A banda de Black Metal, Morcrof é um dos grandes nomes do metal extremo nacional. Há 25 anos no cenário underground, possui inúmeros trabalhos e em 2015 a banda lançou o single “Codex Gnosis Apokryphv: Porta Ex Solis Svrsvm Aqvilonem“.

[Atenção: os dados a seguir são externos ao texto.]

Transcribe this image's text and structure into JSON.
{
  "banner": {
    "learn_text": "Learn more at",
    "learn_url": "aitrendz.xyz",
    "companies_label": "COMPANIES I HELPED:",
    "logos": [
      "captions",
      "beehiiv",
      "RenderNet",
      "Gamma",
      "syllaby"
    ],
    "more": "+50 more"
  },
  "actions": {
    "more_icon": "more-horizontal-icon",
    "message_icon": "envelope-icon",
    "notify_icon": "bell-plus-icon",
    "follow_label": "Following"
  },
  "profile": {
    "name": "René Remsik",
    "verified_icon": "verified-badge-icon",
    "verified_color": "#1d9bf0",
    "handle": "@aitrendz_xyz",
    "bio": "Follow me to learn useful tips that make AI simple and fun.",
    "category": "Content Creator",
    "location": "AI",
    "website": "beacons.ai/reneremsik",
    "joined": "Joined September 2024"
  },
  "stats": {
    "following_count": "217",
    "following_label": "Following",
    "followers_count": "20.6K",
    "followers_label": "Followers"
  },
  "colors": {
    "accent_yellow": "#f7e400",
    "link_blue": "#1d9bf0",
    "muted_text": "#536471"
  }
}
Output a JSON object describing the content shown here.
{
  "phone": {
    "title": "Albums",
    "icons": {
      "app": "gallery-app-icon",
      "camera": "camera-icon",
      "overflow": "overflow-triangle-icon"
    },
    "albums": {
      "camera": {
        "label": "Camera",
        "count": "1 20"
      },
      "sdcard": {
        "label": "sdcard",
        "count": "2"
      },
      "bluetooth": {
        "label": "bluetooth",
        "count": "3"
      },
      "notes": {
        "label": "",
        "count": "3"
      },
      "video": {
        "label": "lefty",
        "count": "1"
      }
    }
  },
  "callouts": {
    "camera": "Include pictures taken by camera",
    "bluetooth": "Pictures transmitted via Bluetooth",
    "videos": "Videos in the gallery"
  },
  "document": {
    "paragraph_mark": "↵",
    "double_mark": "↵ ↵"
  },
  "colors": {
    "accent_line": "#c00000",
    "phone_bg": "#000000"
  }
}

O single contém 2 faixas, onde a primeira, “Prealvdivm: Aperite Portae“, é uma instrumental lúgubre, bem atmosférica que prenuncia a excelente “Portae Ex Solis Svrsvm Aqvilonem“. 

A faixa começa pesada, com uma bateria marcante e riffs rápidos. Seu refrão possui uma pegada épica, marcado por linhas de contrabaixo criativas e harmonias de teclado que preenchem a atmosfera Dark acompanhadas pelos vocais que transitam entre o lírico e o agressivo.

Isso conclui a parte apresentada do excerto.